With Live +7 DVR factored in, the episode was watched by 11.99 million viewers with a 2.1 in the 18-49 demographics.

===Critical reviews===
"Search and Destroy" received highly positive reviews from critics. Matt Fowler of IGN gave the episode a "great" 8.8 out of 10 rating and wrote in his verdict, "In 'Search and Destroy,' Samaritan wasn't out to recruit, it was out to obliterate. Much like the 'terrorists' it helped destroy back in 'Control-Alt-Delete,' Khan found himself ruined and killed as part of Samaritan's plan to defeat its rivals and dominate humanity. The way it railroaded Khan into prison in order to kill him off was sort of terrifying, and the way it popped up those bollards to stop Reese on the road proved that it could be physically dangerous without human help. Also, Root and Martine's rivalry makes for fun TV. Their first gun fight was better, but this time Root got to throw out a cool 'places to go, people to kill' line."

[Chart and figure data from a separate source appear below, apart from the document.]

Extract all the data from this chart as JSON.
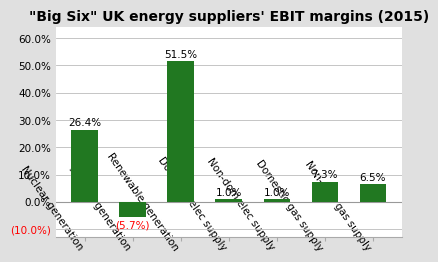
{
  "title": "\"Big Six\" UK energy suppliers' EBIT margins (2015)",
  "categories": [
    "Nuclear generation",
    "Thermal generation",
    "Renewable generation",
    "Domestic elec supply",
    "Non-dom elec supply",
    "Domestic gas supply",
    "Non-dom gas supply"
  ],
  "values": [
    26.4,
    -5.7,
    51.5,
    1.0,
    1.0,
    7.3,
    6.5
  ],
  "bar_color": "#217821",
  "ylim_min": -13,
  "ylim_max": 64,
  "yticks": [
    -10,
    0,
    10,
    20,
    30,
    40,
    50,
    60
  ],
  "ytick_labels": [
    "(10.0%)",
    "0.0%",
    "10.0%",
    "20.0%",
    "30.0%",
    "40.0%",
    "50.0%",
    "60.0%"
  ],
  "background_color": "#e0e0e0",
  "plot_bg_color": "#ffffff",
  "label_color_positive": "#000000",
  "label_color_negative": "#ff0000",
  "title_fontsize": 10,
  "tick_label_fontsize": 7.5,
  "bar_label_fontsize": 7.5,
  "xlabel_rotation": -55
}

Alexa Planje of The A.V. Club gave the episode an "A" grade and wrote, "'Search and Destroy' is not the most cerebral episode of Person of Interest, but that hardly matters when everything from the writing, to the performances, to the technical components are executed at such a high level. This episode is heavy on the action and thrills, not to mention the spare but effective comedy."